Na abertura da sua tradução de um grande beatnik – ou mais ou menos isso –, Eduardo Peninha Bueno descreve o encontro que teve com o autor traduzido. Esse estava na velha casa de sempre, acompanhado de uma bela mulher (ou mais ou menos isso) e, ao final da visita, o brasileiro perguntou onde poderia encontrar um pouco da alma beat, na viagem que estava fazendo pela América do Norte.
A memória de uma leitura feita há quarenta anos e mais a quantidade de traduções do Peninha me surripiou o nome do bardo. Seria Gregory Corso? Allen Ginsberg? Não vou atrás do nome correto, pois me recuso (depois eu explico) a dar um Google. Ou a deixar um áudio para um cara que responderia com outro muito maior e só me enchendo de osso para me chamar de burro; pior ainda, sem dar a informação.
Dia desses, com a memória do celular pior do que a minha, precisei apagar muitos rastros, especialmente do WhatsApp. A ideia era evitar (depois eu explico) a pressão capitalista americana que venho sofrendo para trocar de aparelho. Só de apagar as mensagens descaradas do Peninha, recuperei uns dez por cento de memória. Da máquina.
Enfim, naquela ocasião, sob um silêncio atroz diante de sua pergunta, meu naco de memória conta que o brasileiro batia em retirada, quando o tal do bardo respondeu a ele que Ronald Reagan acabava de ser eleito presidente dos Estados Unidos; logo, se quisesse encontrar o que buscava, que tentasse as montanhas.

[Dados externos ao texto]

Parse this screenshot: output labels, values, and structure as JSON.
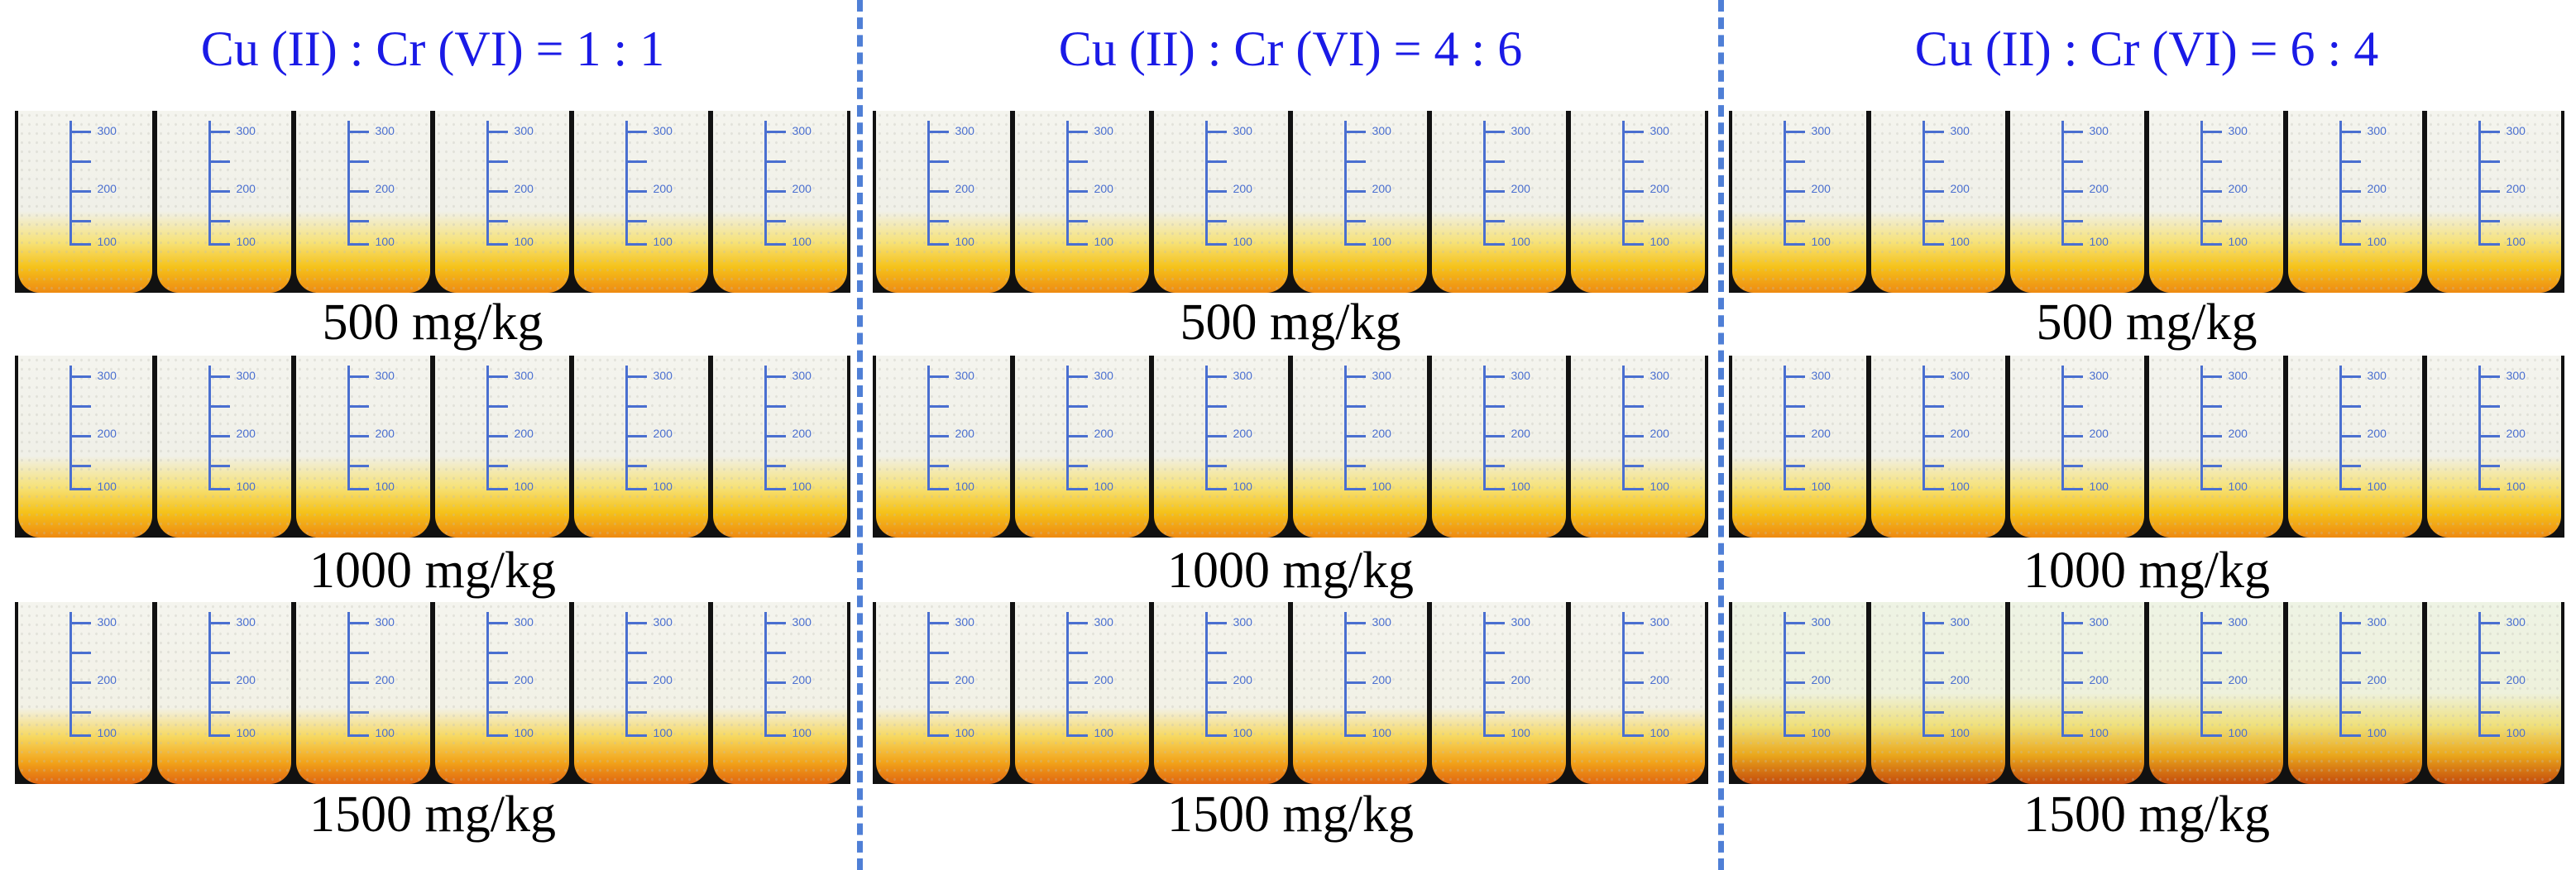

Jamais ousaria perguntar se ele tentou, mas eu estou tentando encontrar algo parecido, na minha volta à terra do tio Sam. Nem precisava. Vim reencontrar a minha filha que veio estudar aqui, mas já está pensando em picar a sua mula. Este reencontro ao vivo, ao cheiro em carne e osso de pai e filha, bastaria para retornar a um país que acaba de reeleger Donald Trump. E, cumprindo a promessa da explicação, o país do capitalismo selvagem, das fontes sangrentas das novas tecnologias, daí a menção ao Google evitado, e ao celular que hoje me impingem trocar.
Sei que estou sendo ingrato com uma invenção que me permite conversar com a filha todos os dias do ano, mesmo separado por Américas. E que também vou ser ingrato com ela ao dizer que evito me hospedar em sua kitchenette, onde, sob os augúrios de uma convivência apertada, pode me soltar ossos mais intensos do que os do Peninha; e sem a mediação da tela.

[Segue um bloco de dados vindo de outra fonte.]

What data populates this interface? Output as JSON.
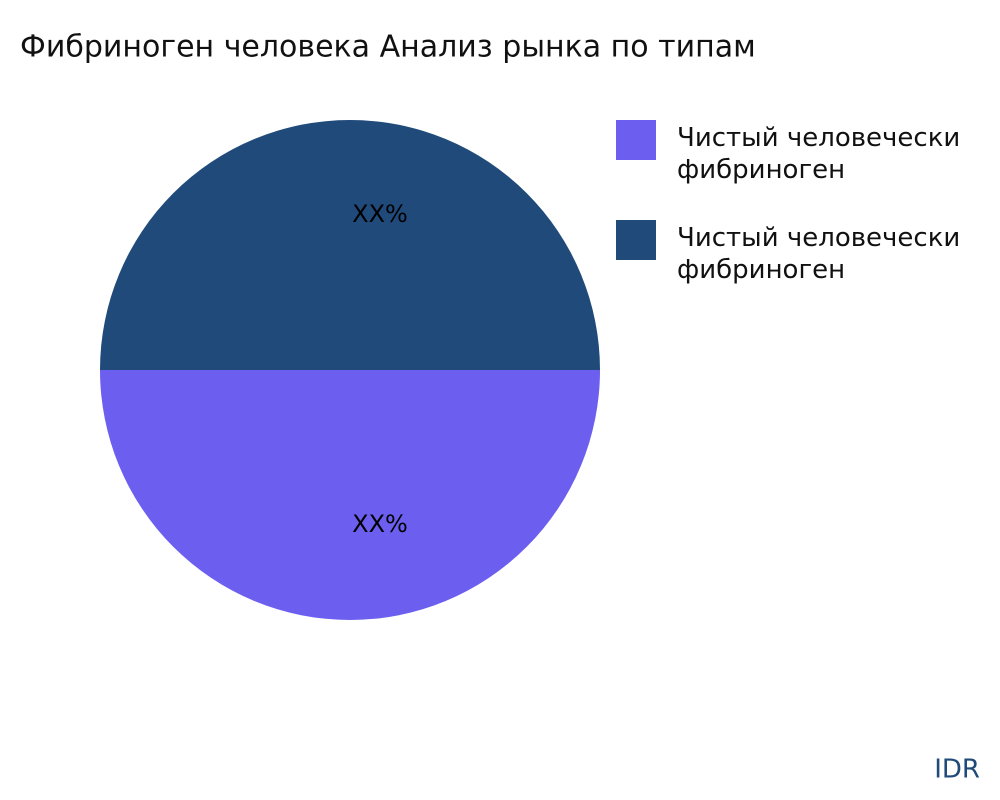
{
  "chart_data": {
    "type": "pie",
    "title": "Фибриноген человека Анализ рынка по типам",
    "categories": [
      "Чистый человечески фибриноген",
      "Чистый человечески фибриноген"
    ],
    "values": [
      50,
      50
    ],
    "value_labels": [
      "XX%",
      "XX%"
    ],
    "colors": [
      "#6c5ff0",
      "#1f4a7a"
    ],
    "legend": "top-right",
    "watermark": "IDR"
  }
}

Por isso, eu me hospedei no pequeno motel de Berkeley. Igual aos dos filmes, trinta e dois quartos fazem uma única curva em tão somente dois andares. Com rampa de acesso, não precisa de elevador. Rústico, simples, e até seria barato, não fosse o dólar a cada suspiro do mercado financeiro. Posso trabalhar (nova ingratidão – on-line) no quarto e contar as horas para ver a filha. No 112, tem o que precisa, sem luxo, poder nem glória. A internet é de graça e nada falta no ambiente comedido, sem a sombra de nenhum excesso. Oferecem até café da manhã, em uma sala micra, comunitária, lá no começo da curva, onde poucos metros quadrados conseguem dar conta de iogurte, manteiga, geleia, pão torrado. E companhia presencial.
Foi lá que descobri a Sandy, a vizinha do 111. Na verdade, a caminho de lá, já trocamos um sorriso e atravessamos juntos o estacionamento que é o pátio de todos os quartos. O sorriso foi tão bom que fiz questão de acompanhá-la no seu ritmo, que é relativamente muito lento, pois não se pode cravar de lentos os passos de uma mulher nonagenária. Confesso que não entendi de onde ela vem, pois o meu ouvido ainda não desembarcou inteiro por aqui. Mas a parte já chegada confirma que ela é uma dublê de Telma (ou Louise) que viaja sozinha no seu motorhome, estacionado na frente dos nossos quartos. Conta-me que foi funcionária pública de uma pequena cidade e planejava cruzar todo o país com o marido. Ele partiu antes, não deu tempo, por isso viaja sozinha. Se bem entendi, ela pretende ir a Lake Tahoe (ou algo parecido), mas está adiando, pois tem apreciado comer maçãs na relva do campus universitário, especialmente à tarde, quando a temperatura está bastante agradável. Por ser meio tímido, por temer rejeições e ter novo encontro marcado com a filha, não me insinuei para ir junto.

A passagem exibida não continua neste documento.